Insight into the relationship between redox ability and separation efficiency via the case of α-Bi2O3/Bi5NO3O7

Abstract

Constructing heterostructured photocatalysts will generally improve the separation efficiency of photo-induced carriers; however, the change in the energy band position that affects their redox ability has received little attention. In this work, α-Bi₂O₃/Bi₅NO₃O₇ heterojunctions are prepared via solution combustion synthesis and characterized by UV-vis DRS, Mott–Schottky and Kelvin probes, and the band structures of α-Bi₂O₃ and Bi₅NO₃O₇ before and after the formation of the heterojunction are obtained. The results of the degradation of rhodamine B and tetracycline indicate that the main active species are holes and superoxide anion radicals, respectively.
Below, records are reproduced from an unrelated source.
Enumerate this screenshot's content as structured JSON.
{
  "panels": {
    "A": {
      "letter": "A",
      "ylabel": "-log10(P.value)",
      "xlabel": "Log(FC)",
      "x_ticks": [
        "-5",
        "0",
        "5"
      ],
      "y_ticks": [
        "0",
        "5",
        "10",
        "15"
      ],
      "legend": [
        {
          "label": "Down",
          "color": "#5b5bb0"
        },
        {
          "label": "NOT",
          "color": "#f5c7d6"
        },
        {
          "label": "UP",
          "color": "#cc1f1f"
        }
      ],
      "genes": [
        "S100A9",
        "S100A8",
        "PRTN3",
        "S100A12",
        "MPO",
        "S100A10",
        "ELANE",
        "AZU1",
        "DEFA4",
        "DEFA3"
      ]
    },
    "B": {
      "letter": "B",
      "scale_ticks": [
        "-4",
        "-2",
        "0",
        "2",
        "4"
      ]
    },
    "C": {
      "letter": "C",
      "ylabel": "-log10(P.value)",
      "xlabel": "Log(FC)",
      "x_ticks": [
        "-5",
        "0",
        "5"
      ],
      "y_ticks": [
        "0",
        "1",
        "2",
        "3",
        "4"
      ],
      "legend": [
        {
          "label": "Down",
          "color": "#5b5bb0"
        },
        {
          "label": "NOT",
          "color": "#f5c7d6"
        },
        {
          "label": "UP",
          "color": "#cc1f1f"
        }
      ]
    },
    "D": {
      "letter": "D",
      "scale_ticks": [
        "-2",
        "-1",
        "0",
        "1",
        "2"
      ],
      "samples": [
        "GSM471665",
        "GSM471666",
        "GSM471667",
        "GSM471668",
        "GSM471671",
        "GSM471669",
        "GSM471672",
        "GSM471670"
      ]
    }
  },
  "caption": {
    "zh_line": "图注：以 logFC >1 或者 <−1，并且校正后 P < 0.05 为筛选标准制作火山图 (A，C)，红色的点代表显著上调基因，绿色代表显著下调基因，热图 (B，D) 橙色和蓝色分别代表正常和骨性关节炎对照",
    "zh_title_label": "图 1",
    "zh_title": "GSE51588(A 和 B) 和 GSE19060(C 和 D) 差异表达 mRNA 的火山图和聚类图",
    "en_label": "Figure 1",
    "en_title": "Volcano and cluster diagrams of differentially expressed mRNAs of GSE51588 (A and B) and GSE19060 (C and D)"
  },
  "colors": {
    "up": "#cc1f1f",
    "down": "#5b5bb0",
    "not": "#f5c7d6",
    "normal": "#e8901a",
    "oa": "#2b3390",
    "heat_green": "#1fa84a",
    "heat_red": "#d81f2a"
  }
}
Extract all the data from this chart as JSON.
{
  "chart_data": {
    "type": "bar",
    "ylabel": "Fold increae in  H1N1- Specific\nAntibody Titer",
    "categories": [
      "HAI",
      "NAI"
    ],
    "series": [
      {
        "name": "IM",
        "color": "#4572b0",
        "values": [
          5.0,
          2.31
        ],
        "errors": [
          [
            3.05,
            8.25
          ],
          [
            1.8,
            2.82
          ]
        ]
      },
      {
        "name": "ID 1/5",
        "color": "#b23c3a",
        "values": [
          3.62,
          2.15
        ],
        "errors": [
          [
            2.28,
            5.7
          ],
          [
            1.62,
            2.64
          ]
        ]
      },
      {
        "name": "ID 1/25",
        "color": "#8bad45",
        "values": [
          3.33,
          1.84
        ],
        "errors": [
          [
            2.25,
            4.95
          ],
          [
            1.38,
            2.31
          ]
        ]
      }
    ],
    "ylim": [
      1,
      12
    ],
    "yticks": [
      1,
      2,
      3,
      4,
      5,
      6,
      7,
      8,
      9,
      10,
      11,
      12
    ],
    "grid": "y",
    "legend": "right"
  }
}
Although separation efficiency over heterojunctions is higher than that over individual Bi₅NO₃O₇ and α-Bi₂O₃, lower degradation ability is observed. The reason is that the heterojunction formation causes an upward shift of the valence band of Bi₅NO₃O₇ and a downward shift of the conduction band of α-Bi₂O₃, which reduces the oxidation ability of holes and the ability to activate molecular oxygen, respectively. The decrease in the redox ability outweighs the positive impact of enhanced separation efficiency.